You are adding LLM observability instrumentation to a production application.
Tool: [Langfuse / LangSmith — choose one]
SDK version: [langfuse>=4.12.0 (Python) | langfuse@v5 (JS) | langsmith>=0.6.3 (Python) | langsmith>=0.4.6 (JS)]
Framework: [raw OpenAI SDK / LangChain / LangGraph / custom]
Observability surface:
- Top-level trace: entry at [function or route name], must capture user_id=[field path], session_id=[field path], raw input=[field path]
- Retrieval spans: one span per [list retrieval functions], capture: query text, result count, latency
- Generation spans: one per [list LLM call sites], capture: model=[model id], input_tokens, output_tokens, total_tokens, finish_reason, full prompt, full completion
- Tool call spans: [list agent tool functions, or "none"]
Constraints:
- Do not log: [PII field names — e.g., email, phone, user_name]
- Error handling: on exception, tag span as error with exception message and re-raise — do not swallow
- Auth: read all credentials from environment variables only — never hardcode keys
Security pins (include in requirements):
- If using langsmith: >=0.6.3 (Python) / >=0.4.6 (JS) — CVE-2026-25528 patch
- If using langchain-core: >=1.2.4 — required for token count data in LangSmith
Validation criteria:
- A test request produces a top-level trace with correct user_id visible in dashboard
- Every LLM call produces a generation span with non-null input_tokens and output_tokens
- Retrieval functions produce child spans nested under the top-level trace
- Exceptions produce error-tagged spans — not silent completions
Instrument only the observability layer.
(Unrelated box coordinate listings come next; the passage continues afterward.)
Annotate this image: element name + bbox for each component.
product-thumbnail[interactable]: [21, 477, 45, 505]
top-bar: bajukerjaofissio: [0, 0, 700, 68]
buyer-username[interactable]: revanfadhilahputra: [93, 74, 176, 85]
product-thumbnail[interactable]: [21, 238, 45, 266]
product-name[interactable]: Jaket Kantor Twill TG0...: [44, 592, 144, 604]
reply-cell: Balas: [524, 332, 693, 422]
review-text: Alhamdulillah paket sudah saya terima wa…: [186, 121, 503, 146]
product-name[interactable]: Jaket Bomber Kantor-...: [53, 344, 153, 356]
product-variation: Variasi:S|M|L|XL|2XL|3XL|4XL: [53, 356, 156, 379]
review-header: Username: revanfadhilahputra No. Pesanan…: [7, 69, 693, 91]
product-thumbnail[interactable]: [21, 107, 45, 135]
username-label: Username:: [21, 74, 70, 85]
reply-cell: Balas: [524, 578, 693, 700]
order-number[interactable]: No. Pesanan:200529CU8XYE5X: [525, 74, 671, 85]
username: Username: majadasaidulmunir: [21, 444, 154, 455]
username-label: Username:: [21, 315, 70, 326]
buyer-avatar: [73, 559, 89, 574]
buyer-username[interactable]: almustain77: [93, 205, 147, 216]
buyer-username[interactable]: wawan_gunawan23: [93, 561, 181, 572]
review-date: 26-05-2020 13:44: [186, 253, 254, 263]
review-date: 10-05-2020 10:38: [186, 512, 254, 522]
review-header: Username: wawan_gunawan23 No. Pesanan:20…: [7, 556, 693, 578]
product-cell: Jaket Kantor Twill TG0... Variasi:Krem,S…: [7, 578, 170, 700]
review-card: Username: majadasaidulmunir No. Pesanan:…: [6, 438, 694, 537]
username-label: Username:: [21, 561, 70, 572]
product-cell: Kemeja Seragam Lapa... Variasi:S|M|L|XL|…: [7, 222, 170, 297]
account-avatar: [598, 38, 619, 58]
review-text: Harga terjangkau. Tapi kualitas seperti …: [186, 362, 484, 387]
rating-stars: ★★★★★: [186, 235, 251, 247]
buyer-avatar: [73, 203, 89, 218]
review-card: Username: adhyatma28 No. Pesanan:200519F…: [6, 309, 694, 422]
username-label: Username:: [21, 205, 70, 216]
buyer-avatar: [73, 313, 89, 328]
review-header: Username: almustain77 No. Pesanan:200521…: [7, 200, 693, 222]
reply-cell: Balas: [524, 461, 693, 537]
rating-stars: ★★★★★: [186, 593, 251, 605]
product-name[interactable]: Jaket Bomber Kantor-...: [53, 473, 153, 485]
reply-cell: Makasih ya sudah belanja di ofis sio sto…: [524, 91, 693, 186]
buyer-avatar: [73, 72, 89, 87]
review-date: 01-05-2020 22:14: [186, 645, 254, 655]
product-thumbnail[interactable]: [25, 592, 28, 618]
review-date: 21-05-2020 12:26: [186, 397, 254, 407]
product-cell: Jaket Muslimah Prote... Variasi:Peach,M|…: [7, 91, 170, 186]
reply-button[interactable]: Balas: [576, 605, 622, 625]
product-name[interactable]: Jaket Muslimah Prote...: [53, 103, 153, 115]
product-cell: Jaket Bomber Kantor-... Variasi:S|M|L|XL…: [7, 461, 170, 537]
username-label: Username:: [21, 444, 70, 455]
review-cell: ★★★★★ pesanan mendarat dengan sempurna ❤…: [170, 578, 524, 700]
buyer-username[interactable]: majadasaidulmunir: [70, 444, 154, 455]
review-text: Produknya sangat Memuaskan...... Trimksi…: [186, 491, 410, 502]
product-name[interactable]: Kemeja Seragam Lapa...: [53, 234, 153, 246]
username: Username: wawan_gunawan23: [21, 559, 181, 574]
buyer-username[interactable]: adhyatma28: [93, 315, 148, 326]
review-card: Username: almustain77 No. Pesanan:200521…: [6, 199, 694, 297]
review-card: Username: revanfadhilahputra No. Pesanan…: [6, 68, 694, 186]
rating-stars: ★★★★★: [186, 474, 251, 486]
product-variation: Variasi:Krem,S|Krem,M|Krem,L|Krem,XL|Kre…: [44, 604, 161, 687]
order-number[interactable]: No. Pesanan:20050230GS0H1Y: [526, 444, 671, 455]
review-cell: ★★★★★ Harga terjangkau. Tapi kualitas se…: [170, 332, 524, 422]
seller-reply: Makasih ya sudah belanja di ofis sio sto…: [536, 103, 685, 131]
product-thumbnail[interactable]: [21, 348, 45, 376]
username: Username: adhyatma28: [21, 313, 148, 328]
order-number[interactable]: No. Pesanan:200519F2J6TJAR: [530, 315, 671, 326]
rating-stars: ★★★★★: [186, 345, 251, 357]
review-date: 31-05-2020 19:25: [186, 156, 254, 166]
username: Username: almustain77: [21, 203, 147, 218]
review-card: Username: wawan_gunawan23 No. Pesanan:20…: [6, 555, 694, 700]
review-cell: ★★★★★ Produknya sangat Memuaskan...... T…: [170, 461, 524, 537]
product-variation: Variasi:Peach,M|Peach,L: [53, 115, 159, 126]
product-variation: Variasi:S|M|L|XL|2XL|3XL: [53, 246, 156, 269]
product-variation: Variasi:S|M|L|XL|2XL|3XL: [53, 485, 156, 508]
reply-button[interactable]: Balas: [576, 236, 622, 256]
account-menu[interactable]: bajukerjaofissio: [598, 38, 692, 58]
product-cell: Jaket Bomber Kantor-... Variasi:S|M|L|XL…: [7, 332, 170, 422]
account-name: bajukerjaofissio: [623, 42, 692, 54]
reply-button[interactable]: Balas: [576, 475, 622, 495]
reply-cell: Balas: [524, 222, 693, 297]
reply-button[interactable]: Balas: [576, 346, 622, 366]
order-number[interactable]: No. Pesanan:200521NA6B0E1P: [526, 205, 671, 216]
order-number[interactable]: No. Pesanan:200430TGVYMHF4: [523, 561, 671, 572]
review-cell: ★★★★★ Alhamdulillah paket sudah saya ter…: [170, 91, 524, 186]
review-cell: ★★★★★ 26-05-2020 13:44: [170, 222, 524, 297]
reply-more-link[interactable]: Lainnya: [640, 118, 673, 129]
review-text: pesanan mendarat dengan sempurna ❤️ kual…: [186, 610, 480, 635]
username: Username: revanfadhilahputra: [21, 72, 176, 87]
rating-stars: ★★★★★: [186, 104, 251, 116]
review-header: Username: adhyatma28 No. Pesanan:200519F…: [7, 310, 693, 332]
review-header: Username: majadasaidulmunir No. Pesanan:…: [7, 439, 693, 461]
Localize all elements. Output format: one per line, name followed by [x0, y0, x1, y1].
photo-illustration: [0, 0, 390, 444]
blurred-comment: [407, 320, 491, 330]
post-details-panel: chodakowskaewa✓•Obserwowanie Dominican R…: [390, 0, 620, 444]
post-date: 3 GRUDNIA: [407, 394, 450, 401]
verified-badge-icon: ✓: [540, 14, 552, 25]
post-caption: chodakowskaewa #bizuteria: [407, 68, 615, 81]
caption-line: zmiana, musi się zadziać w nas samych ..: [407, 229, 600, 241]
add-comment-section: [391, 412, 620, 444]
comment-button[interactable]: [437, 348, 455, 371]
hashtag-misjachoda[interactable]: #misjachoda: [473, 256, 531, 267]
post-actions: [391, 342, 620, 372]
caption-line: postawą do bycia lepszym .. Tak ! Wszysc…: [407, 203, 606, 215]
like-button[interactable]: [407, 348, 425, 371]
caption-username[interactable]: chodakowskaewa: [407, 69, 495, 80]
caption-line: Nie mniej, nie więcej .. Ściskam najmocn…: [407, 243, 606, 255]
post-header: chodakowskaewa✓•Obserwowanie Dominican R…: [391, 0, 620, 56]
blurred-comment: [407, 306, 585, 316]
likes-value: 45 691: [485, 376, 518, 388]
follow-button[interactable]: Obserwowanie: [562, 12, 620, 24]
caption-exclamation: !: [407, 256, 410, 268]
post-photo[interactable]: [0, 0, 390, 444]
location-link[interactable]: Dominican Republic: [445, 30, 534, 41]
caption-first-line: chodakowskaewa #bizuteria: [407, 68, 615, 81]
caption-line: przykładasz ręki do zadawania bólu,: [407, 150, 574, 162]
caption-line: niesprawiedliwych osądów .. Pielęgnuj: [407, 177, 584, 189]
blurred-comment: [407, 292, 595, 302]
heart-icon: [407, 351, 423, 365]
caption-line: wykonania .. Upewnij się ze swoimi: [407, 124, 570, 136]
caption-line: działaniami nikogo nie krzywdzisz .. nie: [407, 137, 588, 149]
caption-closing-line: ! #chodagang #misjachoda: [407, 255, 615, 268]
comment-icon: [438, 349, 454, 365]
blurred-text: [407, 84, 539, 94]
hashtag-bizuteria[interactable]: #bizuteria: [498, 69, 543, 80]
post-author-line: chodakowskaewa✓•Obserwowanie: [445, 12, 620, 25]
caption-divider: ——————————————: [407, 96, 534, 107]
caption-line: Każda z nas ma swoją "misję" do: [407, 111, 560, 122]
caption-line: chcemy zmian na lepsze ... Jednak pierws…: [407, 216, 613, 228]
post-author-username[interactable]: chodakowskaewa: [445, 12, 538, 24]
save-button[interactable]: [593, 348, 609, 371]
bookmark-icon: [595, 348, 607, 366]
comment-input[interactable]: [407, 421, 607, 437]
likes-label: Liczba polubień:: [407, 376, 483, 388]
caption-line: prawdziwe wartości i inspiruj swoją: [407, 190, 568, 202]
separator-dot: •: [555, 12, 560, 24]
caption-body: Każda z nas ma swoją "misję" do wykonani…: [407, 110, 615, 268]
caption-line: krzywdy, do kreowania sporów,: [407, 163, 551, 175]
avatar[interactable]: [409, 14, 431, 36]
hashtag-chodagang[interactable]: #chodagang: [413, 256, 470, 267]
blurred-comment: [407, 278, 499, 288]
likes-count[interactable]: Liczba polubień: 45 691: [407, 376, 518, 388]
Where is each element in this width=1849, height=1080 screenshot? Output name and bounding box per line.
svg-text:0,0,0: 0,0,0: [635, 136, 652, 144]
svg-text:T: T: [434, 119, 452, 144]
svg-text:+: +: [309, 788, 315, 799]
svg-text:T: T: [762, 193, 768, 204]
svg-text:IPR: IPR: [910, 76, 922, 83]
Do not modify application logic, prompt content, or business rules.
Ship It
You now have a decomposition pattern that survives model swaps, framework upgrades, and team changes. The spec is the asset — not the generated code. Every time your pipeline changes, update the surface map first, update the implementation prompt second, generate the new instrumentation third. That sequence keeps your observability layer accurate without a rewrite.